Reputation: 18754
I have some strings that contains info between two quotes like:
cc "1/11/2A" "1/20+21/1 1" "XX" 0
I am using re.findall('\"*\"', line)
to match parts between quotes but doesn't work for some reason. I tried many other things but all I get is some empty list with nothing in it. What am I doing wrong ?
Upvotes: 0
Views: 235
Reputation: 365707
It looks like you were expecting *
to match "anything", the way it does in filename wildcards.
But that's not what it means in regex. It modifies the preceding expression, to match zero or more copies of that expression.
To get filename-style wildcard, you want to use .*
.
However, that won't actually work, because .

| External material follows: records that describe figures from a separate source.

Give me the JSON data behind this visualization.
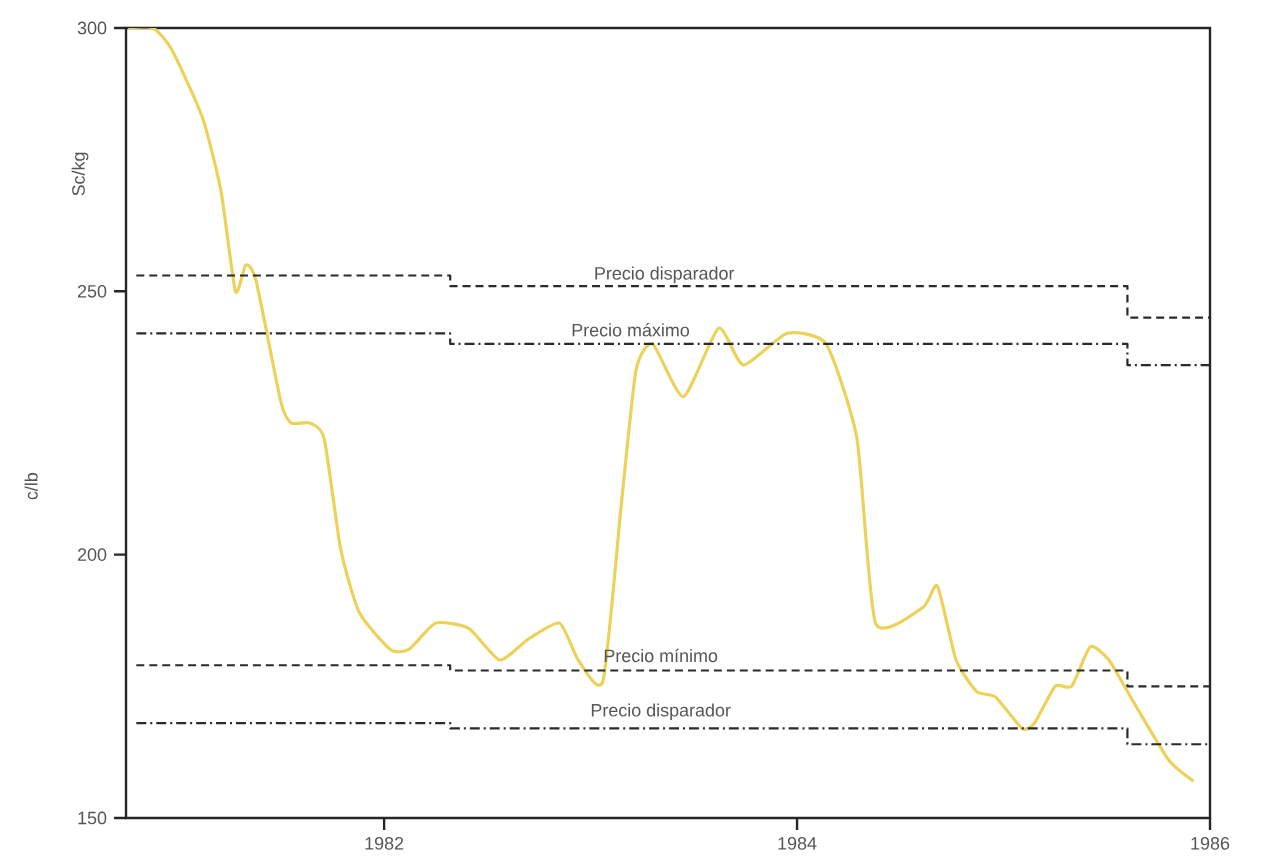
{
  "chart_data": {
    "type": "line",
    "ylabel": "c/lb",
    "annotations": [
      "Sc/kg"
    ],
    "xlim": [
      1980.75,
      1986
    ],
    "xticks": [
      1982,
      1984,
      1986
    ],
    "ylim": [
      150,
      300
    ],
    "yticks": [
      150,
      200,
      250,
      300
    ],
    "grid": false,
    "series": [
      {
        "color": "#ecd25a",
        "line_style": "solid",
        "x": [
          1980.76,
          1980.88,
          1980.97,
          1981.12,
          1981.21,
          1981.28,
          1981.33,
          1981.38,
          1981.5,
          1981.55,
          1981.64,
          1981.71,
          1981.79,
          1981.88,
          1982.03,
          1982.12,
          1982.25,
          1982.41,
          1982.56,
          1982.7,
          1982.85,
          1982.94,
          1983.06,
          1983.15,
          1983.22,
          1983.3,
          1983.45,
          1983.62,
          1983.74,
          1983.95,
          1984.14,
          1984.29,
          1984.38,
          1984.61,
          1984.68,
          1984.77,
          1984.87,
          1984.96,
          1985.09,
          1985.15,
          1985.25,
          1985.33,
          1985.42,
          1985.51,
          1985.63,
          1985.8,
          1985.92
        ],
        "values": [
          300,
          300,
          296,
          283,
          269,
          250,
          255,
          252,
          229,
          225,
          225,
          222,
          201,
          189,
          182,
          182,
          187,
          186,
          180,
          184,
          187,
          180,
          176,
          210,
          235,
          240,
          230,
          243,
          236,
          242,
          240,
          222,
          187,
          190,
          194,
          180,
          174,
          173,
          167,
          168,
          175,
          175,
          182.5,
          180,
          172,
          161,
          157
        ]
      },
      {
        "type": "step",
        "name": "Precio disparador",
        "color": "#2a2a2a",
        "line_style": "dashed",
        "x": [
          1980.8,
          1982.32,
          1985.6,
          1986
        ],
        "values": [
          253,
          251,
          245,
          245
        ]
      },
      {
        "type": "step",
        "name": "Precio máximo",
        "color": "#2a2a2a",
        "line_style": "dashdot",
        "x": [
          1980.8,
          1982.32,
          1985.6,
          1986
        ],
        "values": [
          242,
          240,
          236,
          236
        ]
      },
      {
        "type": "step",
        "name": "Precio mínimo",
        "color": "#2a2a2a",
        "line_style": "dashed",
        "x": [
          1980.8,
          1982.32,
          1985.6,
          1986
        ],
        "values": [
          179,
          178,
          175,
          175
        ]
      },
      {
        "type": "step",
        "name": "Precio disparador",
        "color": "#2a2a2a",
        "line_style": "dashdot",
        "x": [
          1980.8,
          1982.32,
          1985.6,
          1986
        ],
        "values": [
          168,
          167,
          164,
          164
        ]
      }
    ]
  }
}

matches anything—including "
. So, it will grab everything up to the very last "
character, leaving only that for the rest of the expression, meaning findall
will find one big string instead of three small ones.
You can fix that by making the repetition non-greedy, with .*?
. This will match everything up to the first "
.
So:
>>> re.findall('\".*?\"', line)
['"1/11/2A"', '"1/20+21/1 1"', '"XX"']
I think Martijn Pieters's answer is probably conceptually clearer; I've only offered this because I think this may be the way you were trying to attack the problem, and I wanted to show how you could have gotten there.
As a side note, regex code is much easier to read if you use raw strings, so you can get rid of the excess backslash escapes. In this case, the backslashes are already unnecessary—you don't need to escape double-quotes in either a single-quoted string or a regex. But instead of trying to remember what does and doesn't need to be escaped by the Python parser so it can get to the regex parser, it's easier to just use raw strings. So:
>>> re.findall(r'".*?"', line)
['"1/11/2A"', '"1/20+21/1 1"', '"XX"']
Upvotes: 2
Reputation: 1121834
You are matching 0 or more quotes followed by a quote. Use a negative character class instead:
re.findall(r'"[^"]*"', line)
You may want to put a capturing group around the negative character class:
re.findall(r'"([^"]*)"', line)
and now .findall()
returns everything within quotes, not including the quotes themselves:
>>> import re
>>> re.findall(r'"([^"]*)"', 'cc "1/11/2A" "1/20+21/1 1" "XX" 0')
['1/11/2A', '1/20+21/1 1', 'XX']
The [^...]
negative character class notation means: match any character that is not included in the set of characters named here. [^"]
thus matches any character that is not a quote, neatly limiting the matched characters to everything that is within quotes.
Upvotes: 4
Reputation: 65791
It should be r'"[^"]*"'
. Your pattern matches one or more "
characters in a row.
In [4]: re.findall(r'"[^"]*"', line)
Out[4]: ['"1/11/2A"', '"1/20+21/1 1"', '"XX"']
Upvotes: 2